Когда он услышал это слово впервые, ему на память сразу пришел джинн из бутылки, о котором рассказывается в «Тысяче и одной ночи». Но Артур знал, что встречаются и другие джинны – злые, в том числе нечестивые шайтаны и обитатели кладбищ оборотни-гули.

С расширившимися от ужаса глазами Артур кинулся к сыну. Когда он пробегал мимо стайки детей, те что-то ему прокричали. У одного из них был кинжал. Но Артур даже не остановился – он отчаянно торопился к сыну, на бегу снова и снова выкрикивая его имя.

Фрэнсис слышал, как отец зовет его, но решил не обращать внимания. Какое бы дело ни было к нему у отца, оно могло подождать. Сейчас его мысли целиком занимала девочка-оборванка. Было в ней что-то непреодолимо интригующее, в отличие от абсолютного большинства людей, которые не вызывали у него ни малейшего интереса.

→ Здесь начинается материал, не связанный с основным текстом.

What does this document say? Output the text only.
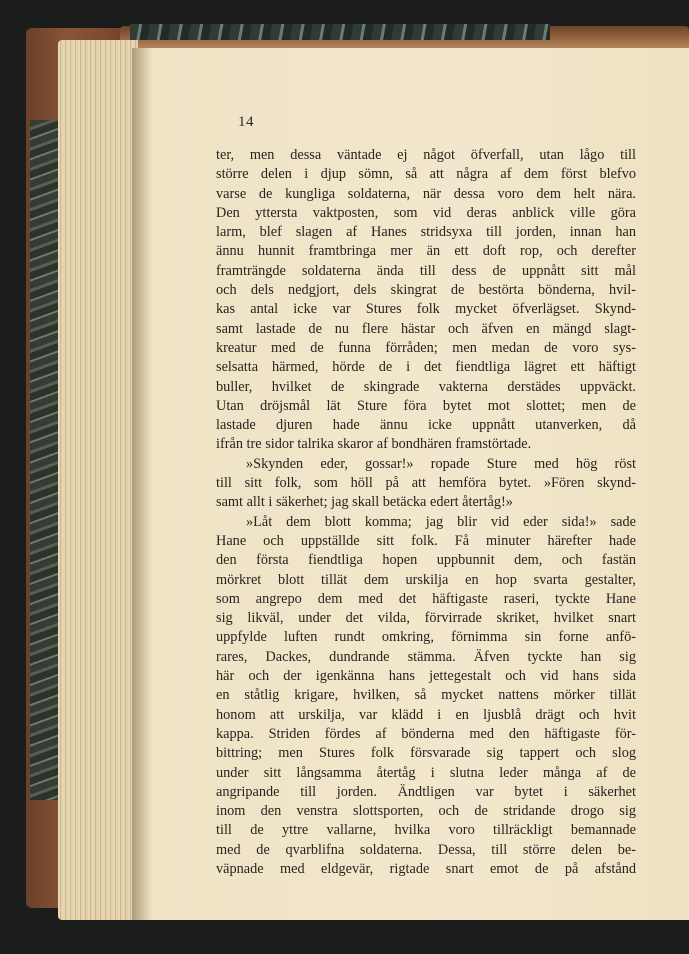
14
ter, men dessa väntade ej något öfverfall, utan lågo till
större delen i djup sömn, så att några af dem först blefvo
varse de kungliga soldaterna, när dessa voro dem helt nära.
Den yttersta vaktposten, som vid deras anblick ville göra
larm, blef slagen af Hanes stridsyxa till jorden, innan han
ännu hunnit framtbringa mer än ett doft rop, och derefter
framträngde soldaterna ända till dess de uppnått sitt mål
och dels nedgjort, dels skingrat de bestörta bönderna, hvil-
kas antal icke var Stures folk mycket öfverlägset. Skynd-
samt lastade de nu flere hästar och äfven en mängd slagt-
kreatur med de funna förråden; men medan de voro sys-
selsatta härmed, hörde de i det fiendtliga lägret ett häftigt
buller, hvilket de skingrade vakterna derstädes uppväckt.
Utan dröjsmål lät Sture föra bytet mot slottet; men de
lastade djuren hade ännu icke uppnått utanverken, då
ifrån tre sidor talrika skaror af bondhären framstörtade.
»Skynden eder, gossar!» ropade Sture med hög röst
till sitt folk, som höll på att hemföra bytet. »Fören skynd-
samt allt i säkerhet; jag skall betäcka edert återtåg!»
»Låt dem blott komma; jag blir vid eder sida!» sade
Hane och uppställde sitt folk. Få minuter härefter hade
den första fiendtliga hopen uppbunnit dem, och fastän
mörkret blott tillät dem urskilja en hop svarta gestalter,
som angrepo dem med det häftigaste raseri, tyckte Hane
sig likväl, under det vilda, förvirrade skriket, hvilket snart
uppfylde luften rundt omkring, förnimma sin forne anfö-
rares, Dackes, dundrande stämma. Äfven tyckte han sig
här och der igenkänna hans jettegestalt och vid hans sida
en ståtlig krigare, hvilken, så mycket nattens mörker tillät
honom att urskilja, var klädd i en ljusblå drägt och hvit
kappa. Striden fördes af bönderna med den häftigaste för-
bittring; men Stures folk försvarade sig tappert och slog
under sitt långsamma återtåg i slutna leder många af de
angripande till jorden. Ändtligen var bytet i säkerhet
inom den venstra slottsporten, och de stridande drogo sig
till de yttre vallarne, hvilka voro tillräckligt bemannade
med de qvarblifna soldaterna. Dessa, till större delen be-
väpnade med eldgevär, rigtade snart emot de på afstånd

Фрэнсис улыбнулся ей, и та улыбнулась в ответ – широко-широко, показав сияющие белизной зубы.

Мелкие, острые зубы ящерицы.

Когда Артур наконец добежал до Фрэнсиса, мальчик был мертв и лежал навзничь: одна рука на лице, как если бы он пытался защищаться, а на шее – кошмарный кровавый шрам. Тварь, которую спугнул Артур, растворилась в дрожащем мареве, сначала представ животным, в следующее мгновение – девочкой, потом – женщиной, потом опять животным и, наконец, оставила вместо себя пустоту.

Мистер Уэйбридж поднял на руки сына и, пошатываясь и тихонько напевая что-то себе под нос, пошел в деревню. Когда он приблизился к детям, те расступились, освобождая путь, и проводили его, склонив головы.

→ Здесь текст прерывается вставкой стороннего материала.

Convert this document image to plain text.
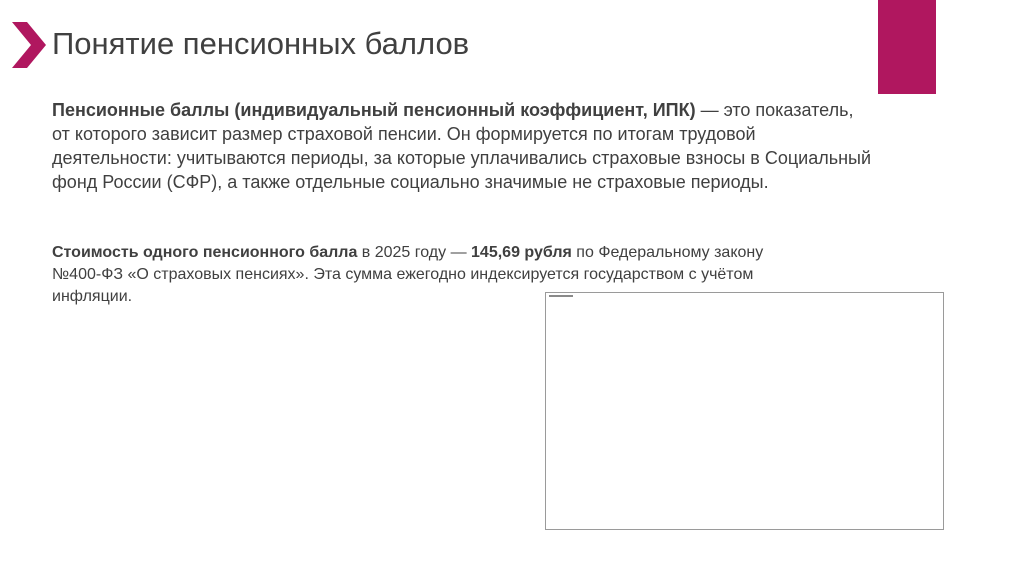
Понятие пенсионных баллов

Пенсионные баллы (индивидуальный пенсионный коэффициент, ИПК) — это показатель, от которого зависит размер страховой пенсии. Он формируется по итогам трудовой деятельности: учитываются периоды, за которые уплачивались страховые взносы в Социальный фонд России (СФР), а также отдельные социально значимые не страховые периоды.

Стоимость одного пенсионного балла в 2025 году — 145,69 рубля по Федеральному закону №400-ФЗ «О страховых пенсиях». Эта сумма ежегодно индексируется государством с учётом инфляции.
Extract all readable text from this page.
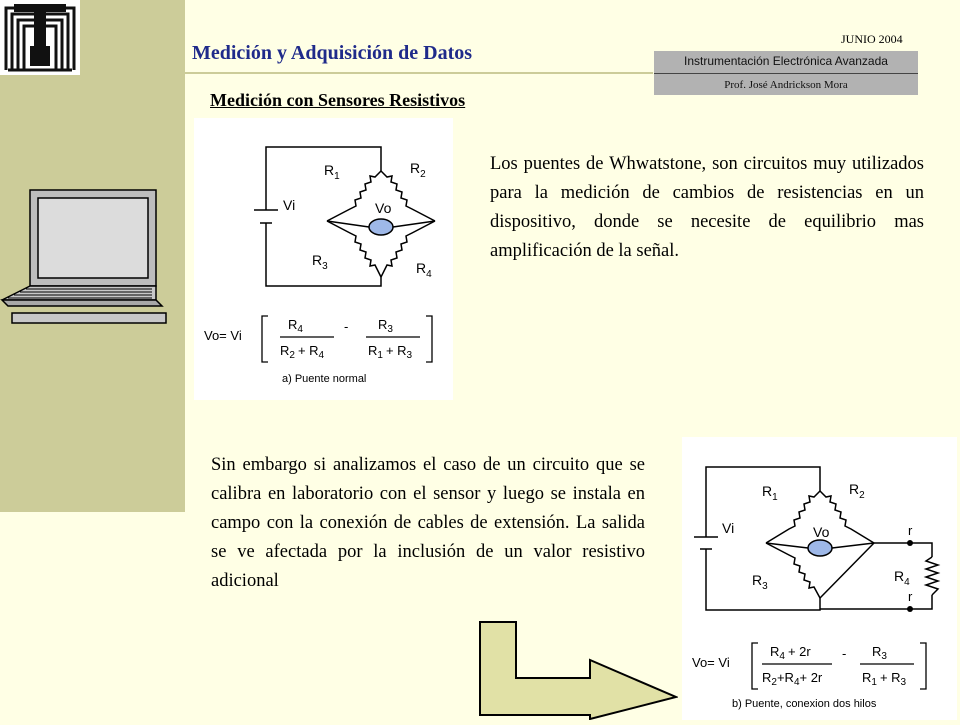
Medición y Adquisición de Datos
JUNIO 2004
Instrumentación Electrónica Avanzada
Prof. José Andrickson Mora
Medición con Sensores Resistivos
Vi	Vo
$R_1$
$R_2$
$R_3$	$R_4$
Vo= Vi
$R_4$
$R_2 + R_4$
- $R_3$
$R_1 + R_3$
a) Puente normal
Los puentes de Whwatstone, son circuitos muy utilizados para la medición de cambios de resistencias en un dispositivo, donde se necesite de equilibrio mas amplificación de la señal.
Sin embargo si analizamos el caso de un circuito que se calibra en laboratorio con el sensor y luego se instala en campo con la conexión de cables de extensión. La salida se ve afectada por la inclusión de un valor resistivo adicional
Vi	Vo
$R_1$
$R_2$
$R_3$
$R_4$
r
r
Vo= Vi
$R_4 + 2r$
$R_2+R_4+ 2r$
- $R_3$
$R_1 + R_3$
b) Puente, conexion dos hilos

Я судорожно вздохнул – перед этим я, похоже, некоторое время не дышал вовсе – и несколько резче, чем собирался, встал с кресла, чтобы подойти и подробнее рассмотреть рисунок, висевший на стенке у двери.

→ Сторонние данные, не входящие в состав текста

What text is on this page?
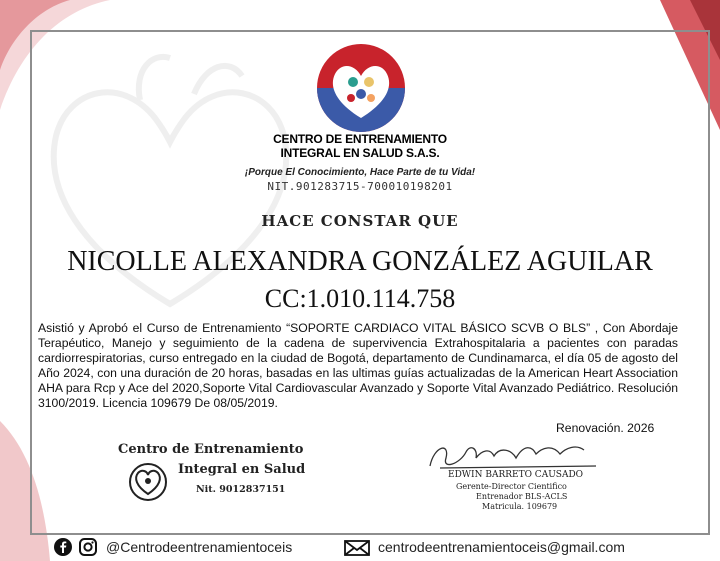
CENTRO DE ENTRENAMIENTO
INTEGRAL EN SALUD S.A.S.
¡Porque El Conocimiento, Hace Parte de tu Vida!
NIT.901283715-700010198201
HACE CONSTAR QUE
NICOLLE ALEXANDRA GONZÁLEZ AGUILAR
CC:1.010.114.758
Asistió y Aprobó el Curso de Entrenamiento “SOPORTE CARDIACO VITAL BÁSICO SCVB O BLS” , Con Abordaje Terapéutico, Manejo y seguimiento de la cadena de supervivencia Extrahospitalaria a pacientes con paradas cardiorrespiratorias, curso entregado en la ciudad de Bogotá, departamento de Cundinamarca, el día 05 de agosto del Año 2024, con una duración de 20 horas, basadas en las ultimas guías actualizadas de la American Heart Association AHA para Rcp y Ace del 2020,Soporte Vital Cardiovascular Avanzado y Soporte Vital Avanzado Pediátrico. Resolución 3100/2019. Licencia 109679 De 08/05/2019.
Renovación. 2026
Centro de Entrenamiento
Integral en Salud
Nit. 9012837151
EDWIN BARRETO CAUSADO
Gerente-Director Cientifico
Entrenador BLS-ACLS
Matricula. 109679
@Centrodeentrenamientoceis	centrodeentrenamientoceis@gmail.com
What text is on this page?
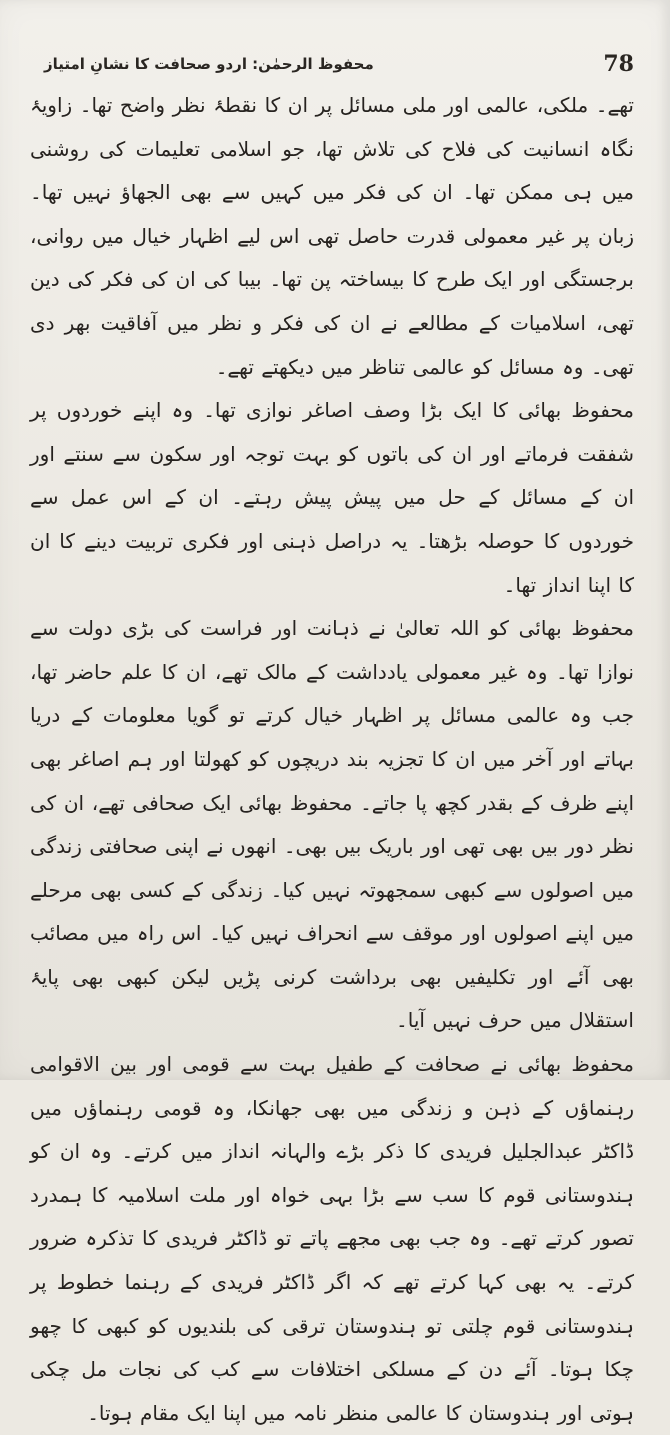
78
محفوظ الرحمٰن: اردو صحافت کا نشانِ امتیاز

تھے۔ ملکی، عالمی اور ملی مسائل پر ان کا نقطۂ نظر واضح تھا۔ زاویۂ نگاہ انسانیت کی فلاح کی تلاش تھا، جو اسلامی تعلیمات کی روشنی میں ہی ممکن تھا۔ ان کی فکر میں کہیں سے بھی الجھاؤ نہیں تھا۔ زبان پر غیر معمولی قدرت حاصل تھی اس لیے اظہار خیال میں روانی، برجستگی اور ایک طرح کا بیساختہ پن تھا۔ بیبا کی ان کی فکر کی دین تھی، اسلامیات کے مطالعے نے ان کی فکر و نظر میں آفاقیت بھر دی تھی۔ وہ مسائل کو عالمی تناظر میں دیکھتے تھے۔

محفوظ بھائی کا ایک بڑا وصف اصاغر نوازی تھا۔ وہ اپنے خوردوں پر شفقت فرماتے اور ان کی باتوں کو بہت توجہ اور سکون سے سنتے اور ان کے مسائل کے حل میں پیش پیش رہتے۔ ان کے اس عمل سے خوردوں کا حوصلہ بڑھتا۔ یہ دراصل ذہنی اور فکری تربیت دینے کا ان کا اپنا انداز تھا۔

محفوظ بھائی کو اللہ تعالیٰ نے ذہانت اور فراست کی بڑی دولت سے نوازا تھا۔ وہ غیر معمولی یادداشت کے مالک تھے، ان کا علم حاضر تھا، جب وہ عالمی مسائل پر اظہار خیال کرتے تو گویا معلومات کے دریا بہاتے اور آخر میں ان کا تجزیہ بند دریچوں کو کھولتا اور ہم اصاغر بھی اپنے ظرف کے بقدر کچھ پا جاتے۔ محفوظ بھائی ایک صحافی تھے، ان کی نظر دور بیں بھی تھی اور باریک بیں بھی۔ انھوں نے اپنی صحافتی زندگی میں اصولوں سے کبھی سمجھوتہ نہیں کیا۔ زندگی کے کسی بھی مرحلے میں اپنے اصولوں اور موقف سے انحراف نہیں کیا۔ اس راہ میں مصائب بھی آئے اور تکلیفیں بھی برداشت کرنی پڑیں لیکن کبھی بھی پایۂ استقلال میں حرف نہیں آیا۔

محفوظ بھائی نے صحافت کے طفیل بہت سے قومی اور بین الاقوامی رہنماؤں کے ذہن و زندگی میں بھی جھانکا، وہ قومی رہنماؤں میں ڈاکٹر عبدالجلیل فریدی کا ذکر بڑے والہانہ انداز میں کرتے۔ وہ ان کو ہندوستانی قوم کا سب سے بڑا بہی خواہ اور ملت اسلامیہ کا ہمدرد تصور کرتے تھے۔ وہ جب بھی مجھے پاتے تو ڈاکٹر فریدی کا تذکرہ ضرور کرتے۔ یہ بھی کہا کرتے تھے کہ اگر ڈاکٹر فریدی کے رہنما خطوط پر ہندوستانی قوم چلتی تو ہندوستان ترقی کی بلندیوں کو کبھی کا چھو چکا ہوتا۔ آئے دن کے مسلکی اختلافات سے کب کی نجات مل چکی ہوتی اور ہندوستان کا عالمی منظر نامہ میں اپنا ایک مقام ہوتا۔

– Так, значит, это… – начал я.

– Да, – сказал дядюшка. – Его рисовал Артур, когда Фрэнсис отправился навстречу своей погибели. Это, собственно говоря, его последний рисунок. Он считал себя виноватым в смерти Фрэнсиса и в наказание лишил себя своей единственной истинной радости.

– Это так грустно, – сказал я.

– Да, действительно, – отозвался дядюшка Монтегю.

Присмотревшись к рисунку, я заметил на нем кое-что, чего раньше не видел: в тени одного из домов стоит маленькая девочка.

Я уже хотел позвать дядюшку, чтобы поделиться с ним своей находкой, но тут вдруг тушь, которой была нарисована девочка, начала поблескивать, будто еще не высохла, а затем без следа впиталась в бумагу.

Я поморгал, пораженный игрой не то света, не то собственного разгоряченного воображения, не то того и другого вместе, а потом долго таращился на рисунок, ожидая от него новых перемен. Их, разумеется, не последовало, и я вернулся в кресло у камина.

– Видел ее? – спросил дядюшка, не отрывая глаз от языков пламени.

– Кого? – уточнил я и еще раз бросил взгляд на рисунок.

– Не важно, – сказал дядюшка Монтегю. – Еще чаю?

– Спасибо, дядюшка, – ответил я. – Вот когда вы сказали…

– А тебя, Эдгар, не манят путешествия? – перебил меня дядюшка Монтегю.